Les trois failles qui font 80 % des dégâts
L'OWASP publie tous les quelques années son Top 10 des risques applicatifs, et depuis vingt ans les mêmes familles reviennent en tête : injections, broken access control, erreurs cryptographiques. Le principe de l'injection SQL tient en une ligne : des données utilisateur deviennent du code.

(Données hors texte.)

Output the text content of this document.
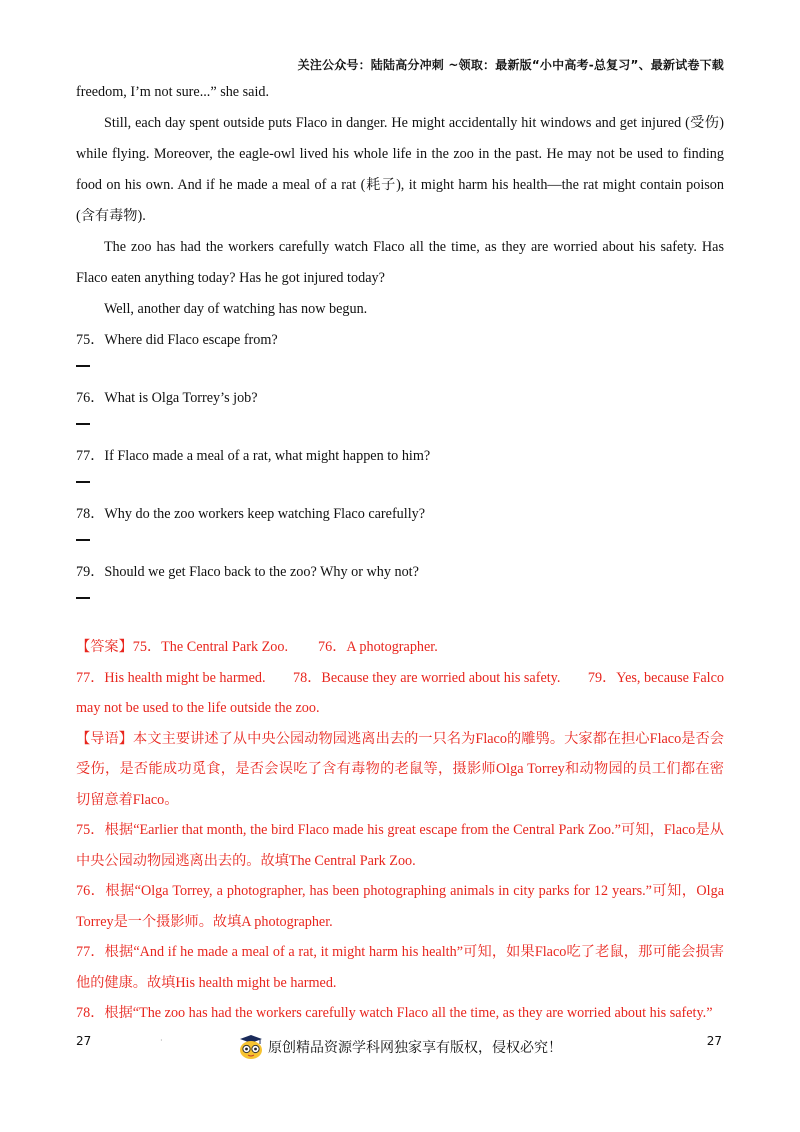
关注公众号：陆陆高分冲刺 ~领取：最新版“小中高考-总复习”、最新试卷下载

freedom, I’m not sure...” she said.

Still, each day spent outside puts Flaco in danger. He might accidentally hit windows and get injured (受伤) while flying. Moreover, the eagle-owl lived his whole life in the zoo in the past. He may not be used to finding food on his own. And if he made a meal of a rat (耗子), it might harm his health—the rat might contain poison (含有毒物).

The zoo has had the workers carefully watch Flaco all the time, as they are worried about his safety. Has Flaco eaten anything today? Has he got injured today?

Well, another day of watching has now begun.

75．Where did Flaco escape from?
76．What is Olga Torrey’s job?
77．If Flaco made a meal of a rat, what might happen to him?
78．Why do the zoo workers keep watching Flaco carefully?
79．Should we get Flaco back to the zoo? Why or why not?

【答案】75．The Central Park Zoo. 76．A photographer.

77．His health might be harmed. 78．Because they are worried about his safety. 79．Yes, because Falco

may not be used to the life outside the zoo.

【导语】本文主要讲述了从中央公园动物园逃离出去的一只名为Flaco的雕鸮。大家都在担心Flaco是否会受伤，是否能成功觅食，是否会误吃了含有毒物的老鼠等，摄影师Olga Torrey和动物园的员工们都在密切留意着Flaco。

75．根据“Earlier that month, the bird Flaco made his great escape from the Central Park Zoo.”可知，Flaco是从中央公园动物园逃离出去的。故填The Central Park Zoo.

76．根据“Olga Torrey, a photographer, has been photographing animals in city parks for 12 years.”可知，Olga Torrey是一个摄影师。故填A photographer.

77．根据“And if he made a meal of a rat, it might harm his health”可知，如果Flaco吃了老鼠，那可能会损害他的健康。故填His health might be harmed.

78．根据“The zoo has had the workers carefully watch Flaco all the time, as they are worried about his safety.”

27	·	原创精品资源学科网独家享有版权，侵权必究！	27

Si vous collez directement la saisie d'un formulaire dans une requête, un visiteur qui tape ' OR '1'='1 dans un champ peut contourner votre authentification.
// Vulnérable : la saisie devient du SQL
const req = "SELECT * FROM users WHERE email = '" + email + "'";
// Sûr : la saisie reste une valeur, jamais interprétée
const req = "SELECT * FROM users WHERE email = $1";
await db.query(req, [email]);La défense est simple et systématique : des requêtes paramétrées, partout, sans exception. Toute bibliothèque sérieuse les propose, y compris quand la valeur doit apparaître dans un ORDER BY ou un nom de table (on liste alors les valeurs autorisées dans le code). Le guide de prévention OWASP dédié aux injections SQL détaille tous les cas, y compris les procédures stockées.

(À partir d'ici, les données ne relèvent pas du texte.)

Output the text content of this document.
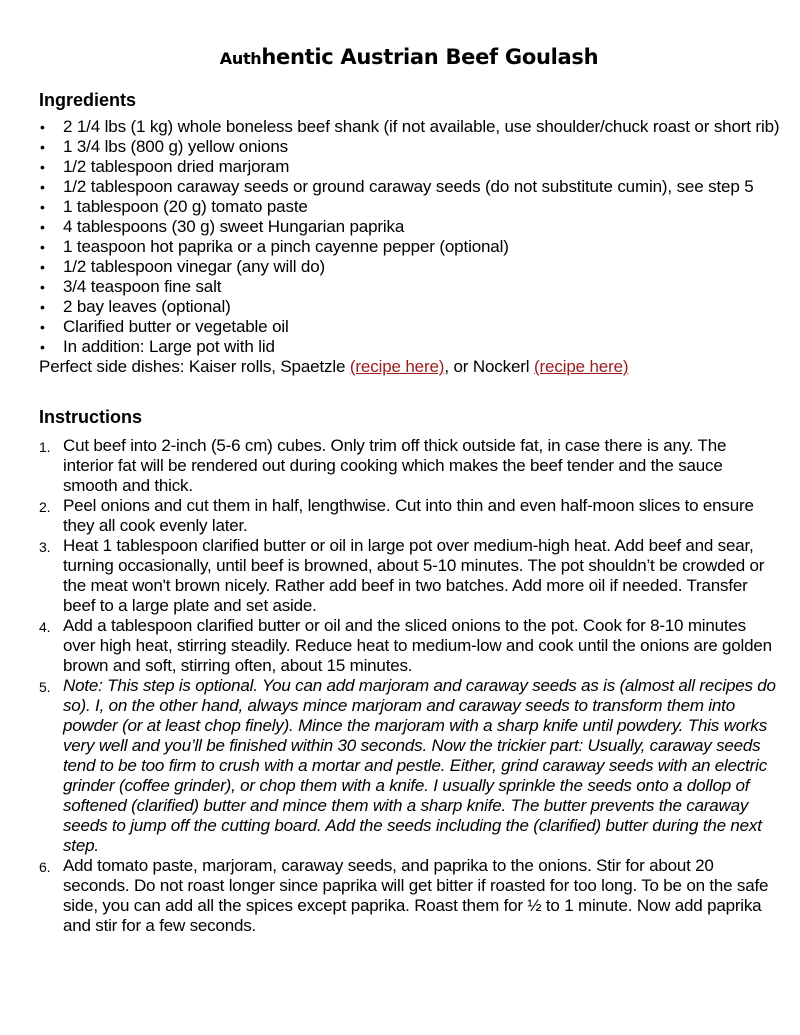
Authhentic Austrian Beef Goulash
Ingredients
• 2 1/4 lbs (1 kg) whole boneless beef shank (if not available, use shoulder/chuck roast or short rib)
• 1 3/4 lbs (800 g) yellow onions
• 1/2 tablespoon dried marjoram
• 1/2 tablespoon caraway seeds or ground caraway seeds (do not substitute cumin), see step 5
• 1 tablespoon (20 g) tomato paste
• 4 tablespoons (30 g) sweet Hungarian paprika
• 1 teaspoon hot paprika or a pinch cayenne pepper (optional)
• 1/2 tablespoon vinegar (any will do)
• 3/4 teaspoon fine salt
• 2 bay leaves (optional)
• Clarified butter or vegetable oil
• In addition: Large pot with lid
Perfect side dishes: Kaiser rolls, Spaetzle (recipe here), or Nockerl (recipe here)
Instructions
1. Cut beef into 2-inch (5-6 cm) cubes. Only trim off thick outside fat, in case there is any. The interior fat will be rendered out during cooking which makes the beef tender and the sauce smooth and thick.
2. Peel onions and cut them in half, lengthwise. Cut into thin and even half-moon slices to ensure they all cook evenly later.
3. Heat 1 tablespoon clarified butter or oil in large pot over medium-high heat. Add beef and sear, turning occasionally, until beef is browned, about 5-10 minutes. The pot shouldn’t be crowded or the meat won't brown nicely. Rather add beef in two batches. Add more oil if needed. Transfer beef to a large plate and set aside.
4. Add a tablespoon clarified butter or oil and the sliced onions to the pot. Cook for 8-10 minutes over high heat, stirring steadily. Reduce heat to medium-low and cook until the onions are golden brown and soft, stirring often, about 15 minutes.
5. Note: This step is optional. You can add marjoram and caraway seeds as is (almost all recipes do so). I, on the other hand, always mince marjoram and caraway seeds to transform them into powder (or at least chop finely). Mince the marjoram with a sharp knife until powdery. This works very well and you’ll be finished within 30 seconds. Now the trickier part: Usually, caraway seeds tend to be too firm to crush with a mortar and pestle. Either, grind caraway seeds with an electric grinder (coffee grinder), or chop them with a knife. I usually sprinkle the seeds onto a dollop of softened (clarified) butter and mince them with a sharp knife. The butter prevents the caraway seeds to jump off the cutting board. Add the seeds including the (clarified) butter during the next step.
6. Add tomato paste, marjoram, caraway seeds, and paprika to the onions. Stir for about 20 seconds. Do not roast longer since paprika will get bitter if roasted for too long. To be on the safe side, you can add all the spices except paprika. Roast them for ½ to 1 minute. Now add paprika and stir for a few seconds.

La XSS (Cross-Site Scripting) suit la même logique côté navigateur : un commentaire qui contient du JavaScript, affiché tel quel dans la page, s'exécute chez chaque visiteur. Un attaquant peut alors voler les cookies de session de vos utilisateurs, ou leur faire croire à un faux contenu légitime.
// Dangereux : HTML interprété
element.innerHTML = commentaireUtilisateur;
// Sûr : texte pur, rien ne s'exécute
element.textContent = commentaireUtilisateur;Enfin, le CSRF exploite la confiance d'un site envers le navigateur de l'utilisateur : une page malveillante fait déclencher une action à votre place pendant que votre session est active, typiquement un virement ou un changement d'email. La défense standard : un jeton aléatoire joint à chaque formulaire sensible et vérifié côté serveur, complété aujourd'hui par l'attribut SameSite=Lax sur les cookies, que les frameworks modernes posent par défaut mais que tout le monde doit vérifier.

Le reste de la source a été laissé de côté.